Semionov took the next turn to the right and they drove in silence. Korolev felt a little nauseous, and his head hurt like blazes, but he was also strangely elated. He thought back over the details of the encounter, the stale vodka on the man’s breath, the rough feel of the collar in his hands, the eyes widening in surprise. He’d been in control of himself throughout, he was sure of that. He’d been angry, yes, but not at the worker so much as finding himself in the middle of this ridiculous case. Everyone pushing him this way or that-Popov, Kolya, Gregorin. Babel was at it too, in his own way-even now he was busy scribbling notes in the back seat. All of them pulling strings, laying false trails, observing him-setting him up for a damned big fall if he didn’t watch out. Gregorin had never even had the politeness to pretend he wasn’t using Korolev in whatever game he was playing, feeding him leads and scraps of disconnected information without, as it turned out, having the decency to tell him that he’d been the fellow who recovered the icon in the first place. And then some big ox of a mechanic decides to push him around? Well, no wonder it had felt good to crack the brute’s nose. The grease monkey had picked out the wrong Ment on the wrong day to go pestering and putting his paws on. He dabbed at the cut again and hoped the bastard’s nose was flattened to pulp.
“So what did Kolya have to say for himself?” Semionov asked.
“Some things which need to be checked, nothing very useful.” Korolev tried to keep his tone nonchalant. Split-open head or not, Korolev didn’t like what Kolya had told him one little bit. It was the kind of information that could kill a man, and Semionov had his whole life ahead of him.
Semionov turned the car in through the gates of the Institute and then pulled in beside a muddy ZIS, which Korolev recognized from the Militia car pool. Several trucks were parked on the gravelled area in front of the entrance, their bonnets slick with rain. Chemical Warfare Defense Unit was painted in large white letters on each of their canvas sides. The drivers huddled beside them with damp cigarettes and a mutinous air, watching the Ford come to a halt as though it were bringing more bad news. There was a city-wide Civil Defense exercise the following day and these fellows must be part of it. The Fascists hadn’t used gas in Spain, so far, but he supposed they would sooner or later.
“Larinin must be here,” Korolev said, gesturing to the ZIS.
“Who?” Babel asked.
“A colleague. Isaac Emmanuilovich, do you mind waiting here in the car? The autopsy area is restricted, so your presence would compromise Dr. Chestnova. Vanya, do you mind keeping Comrade Babel company? I’ll send for you if you’re needed.”
…
He found Chestnova in her office, with her feet up on the desk, reading Sovietsky Sport.
“What happened to you?”
“I walked into a door,” Korolev said with a scowl. “Can you fix me up?”

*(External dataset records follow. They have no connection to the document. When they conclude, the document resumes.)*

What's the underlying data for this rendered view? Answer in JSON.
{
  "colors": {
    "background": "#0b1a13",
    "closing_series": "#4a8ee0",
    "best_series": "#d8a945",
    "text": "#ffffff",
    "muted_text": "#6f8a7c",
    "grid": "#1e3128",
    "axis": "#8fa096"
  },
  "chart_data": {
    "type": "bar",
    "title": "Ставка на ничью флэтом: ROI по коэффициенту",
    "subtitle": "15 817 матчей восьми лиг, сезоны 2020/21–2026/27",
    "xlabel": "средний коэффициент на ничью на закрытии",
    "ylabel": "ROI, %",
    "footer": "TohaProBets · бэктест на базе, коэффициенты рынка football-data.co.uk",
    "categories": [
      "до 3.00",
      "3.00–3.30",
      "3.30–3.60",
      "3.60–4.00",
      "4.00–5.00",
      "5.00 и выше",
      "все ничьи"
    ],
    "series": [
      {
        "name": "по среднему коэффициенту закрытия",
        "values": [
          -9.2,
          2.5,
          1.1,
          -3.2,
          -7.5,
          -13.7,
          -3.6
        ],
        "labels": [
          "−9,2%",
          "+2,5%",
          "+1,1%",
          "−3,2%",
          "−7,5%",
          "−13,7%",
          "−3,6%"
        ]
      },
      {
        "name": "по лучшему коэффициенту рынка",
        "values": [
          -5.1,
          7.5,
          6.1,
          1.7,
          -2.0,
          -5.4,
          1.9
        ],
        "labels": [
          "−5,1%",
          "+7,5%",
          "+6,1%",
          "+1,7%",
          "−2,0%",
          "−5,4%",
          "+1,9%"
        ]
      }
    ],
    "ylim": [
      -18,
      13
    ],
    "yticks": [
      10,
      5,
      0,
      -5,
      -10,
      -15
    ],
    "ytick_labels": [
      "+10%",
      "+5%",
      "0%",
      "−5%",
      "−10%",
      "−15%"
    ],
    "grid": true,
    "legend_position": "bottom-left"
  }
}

“Unlucky door. Here, let me have a look at it. Ah, it’s not so bad. A couple of stitches and a bit of disinfectant.” She pointed him toward a small metal box with a red cross painted on its front that stood in the bookshelf beside the door. In the meantime she went to the sink in the corner of her office, where she washed her hands. Out of curiosity, Korolev opened the magazine the doctor had been reading.
“Don’t worry, Alexei Dmitriyevich, I’m not planning to take up athletics.”
“It’s never too late, I hear.” Korolev winced as she stretched the edges of the wound apart. “Where’s Larinin, by the way? I saw his car outside. You didn’t slip him into the incinerator, did you?”